LangGraph makes it *tempting* to keep adding nodes, loops, retries, and experts, but there are very real benefits *and* limits. Let’s unpack this:

---

# 🌟 Benefits of Increasing Orchestrator Complexity

1. **Specialization**

   * Routing queries to the right “expert” node/tool improves accuracy.
   * Complex workflows (reflection, multi-step planning, ToT) can yield higher-quality results.

2. **Transparency**

   * With LangGraph, more explicit steps = easier to debug and reason about than a single opaque LLM call.
   * You see where reasoning, acting, voting, or retrying happens.

3. **Resilience**

   * Fallbacks, retries, error edges, and voting patterns increase robustness.
   * Complex orchestrators reduce single-point failure.

4. **Scalability of use cases**

   * You can mix agents (summarizer, retriever, planner, editor) to cover more workflows.
   * The system grows organically by composing reusable patterns.

---

# ⚠️ Drawbacks of Too Much Complexity

1. **Latency / Cost**

   * Every node = an LLM call, API call, or tool call.
   * If you add loops, voting, or multi-agent debate, costs can balloon quickly.
   * E.g.

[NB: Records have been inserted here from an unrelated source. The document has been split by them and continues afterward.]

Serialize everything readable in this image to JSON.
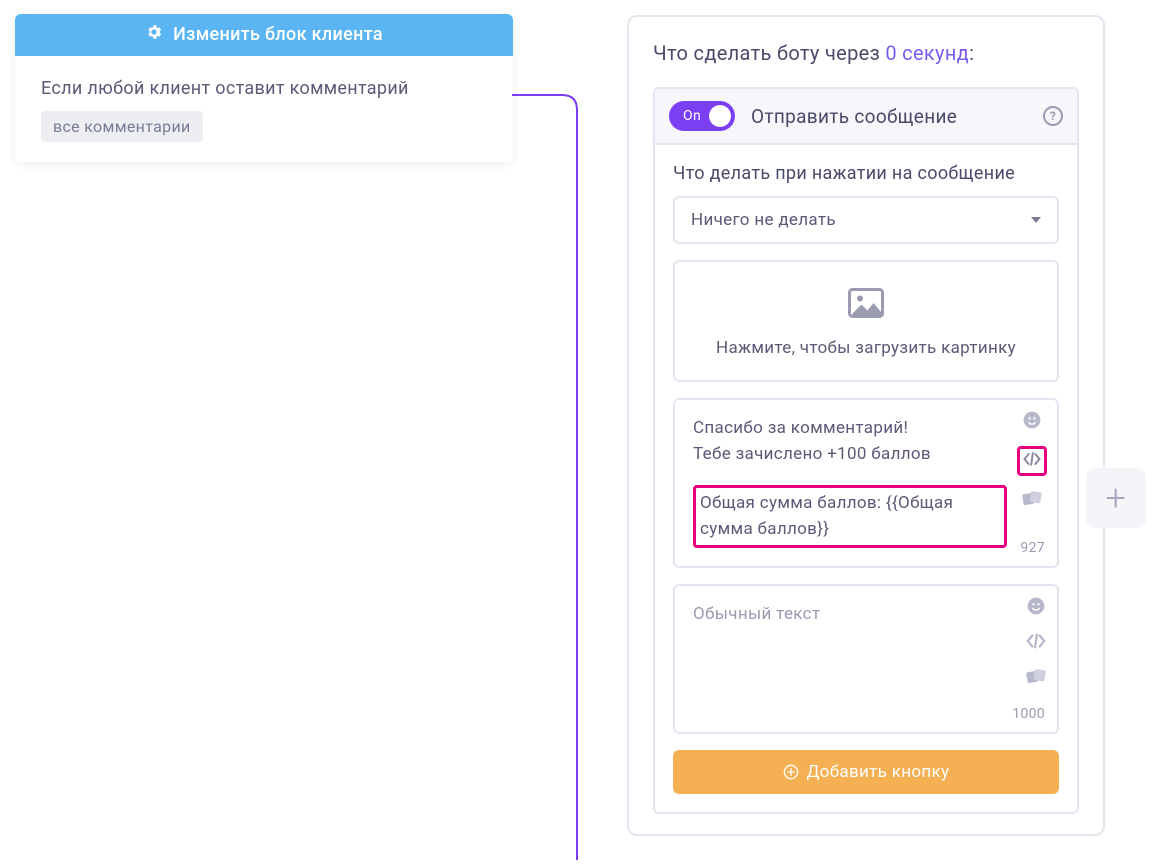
{
  "left": {
    "header": "Изменить блок клиента",
    "body_text": "Если любой клиент оставит комментарий",
    "tag": "все комментарии"
  },
  "right": {
    "title_prefix": "Что сделать боту через ",
    "seconds": "0 секунд",
    "title_suffix": ":",
    "toggle_label": "On",
    "action_title": "Отправить сообщение",
    "sub_label": "Что делать при нажатии на сообщение",
    "select_value": "Ничего не делать",
    "upload_text": "Нажмите, чтобы загрузить картинку",
    "msg1_line1": "Спасибо за комментарий!",
    "msg1_line2": "Тебе зачислено +100 баллов",
    "msg1_highlight": "Общая сумма баллов:  {{Общая сумма баллов}}",
    "msg1_count": "927",
    "msg2_placeholder": "Обычный текст",
    "msg2_count": "1000",
    "add_button": "Добавить кнопку"
  }
}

Tree-of-Thought + Self-Consistency could run dozens of calls for one answer.

2. **Cognitive Overhead (for devs)**

   * More nodes = harder to understand and maintain.
   * Even with diagrams, a 50-node graph can get confusing.
   * Debugging why an agent failed can take time if control flow is deeply nested.

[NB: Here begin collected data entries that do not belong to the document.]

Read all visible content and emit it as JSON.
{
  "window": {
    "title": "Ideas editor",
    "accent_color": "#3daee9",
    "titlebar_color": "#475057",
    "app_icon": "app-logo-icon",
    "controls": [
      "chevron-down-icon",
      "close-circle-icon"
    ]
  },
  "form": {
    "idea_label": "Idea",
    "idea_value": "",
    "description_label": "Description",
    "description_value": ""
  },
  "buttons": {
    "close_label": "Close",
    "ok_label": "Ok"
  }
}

3. **Diminishing Returns**

   * Beyond a certain point, extra orchestration adds **little marginal improvement**.
   * A 2-step reflection loop might help, but a 5-step loop could just waste tokens.
   * “More structure ≠ better results” if the task doesn’t need it.

4. **Fragility**

   * Complex orchestrators can fail in unexpected ways.
   * If routing misclassifies input, or one branch underperforms, the whole flow degrades.

---

# 📈 What’s the Upper Limit of Complexity?

* **Practical limits** come from:

  * **Cost** (each step is $$).
  * **Latency** (user won’t wait 60s for a single answer).
  * **Reliability** (longer chains = more points of failure).

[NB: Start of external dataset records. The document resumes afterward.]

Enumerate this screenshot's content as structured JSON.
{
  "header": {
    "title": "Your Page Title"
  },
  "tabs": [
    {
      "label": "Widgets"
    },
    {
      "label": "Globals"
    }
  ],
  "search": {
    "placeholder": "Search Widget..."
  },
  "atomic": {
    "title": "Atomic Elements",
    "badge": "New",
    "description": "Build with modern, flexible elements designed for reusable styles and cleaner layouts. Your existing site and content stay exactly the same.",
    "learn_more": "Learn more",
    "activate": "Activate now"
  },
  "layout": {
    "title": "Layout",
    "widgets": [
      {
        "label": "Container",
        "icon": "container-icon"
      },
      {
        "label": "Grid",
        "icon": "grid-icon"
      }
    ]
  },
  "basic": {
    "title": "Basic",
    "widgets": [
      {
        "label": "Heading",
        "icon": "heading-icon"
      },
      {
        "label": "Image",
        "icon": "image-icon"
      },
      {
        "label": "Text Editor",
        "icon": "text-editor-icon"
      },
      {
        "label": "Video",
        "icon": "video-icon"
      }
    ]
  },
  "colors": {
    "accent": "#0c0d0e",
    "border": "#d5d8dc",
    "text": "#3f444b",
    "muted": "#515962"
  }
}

* **Current sweet spot** (for most real-world use cases):

  * **5–15 nodes** in a graph.
  * **1–2 loops max** (reflection, retry).
  * **2–3 experts** (router).
  * Beyond this, you risk over-engineering.

* **When is it “too complex”?**

  * If the orchestrator costs more in tokens than it saves in accuracy.
  * If adding nodes doesn’t measurably improve outcomes (e.g. BLEU, pass@1).
  * If developers can’t explain the flow easily to new team members.

---

# 💡 Rule of Thumb

* **Start simple** (one ReAct loop or router).
* **Add complexity only when metrics justify it**:

  * Accuracy is too low → add voting.
  * Reliability is weak → add retries/error nodes.
  * Latency too high → add parallelism.
* **Don’t chase “agent maximalism.”** The best orchestrators are usually **lean graphs with a few well-placed patterns**, not sprawling monster graphs.

---

✅ **Takeaway**:
LangGraph *allows* arbitrarily complex orchestrators, but the optimal designs are *purposeful, not maximal*.

* Complexity buys you specialization, robustness, and quality — up to a point.
* The upper limit is dictated by **cost, latency, and maintainability**.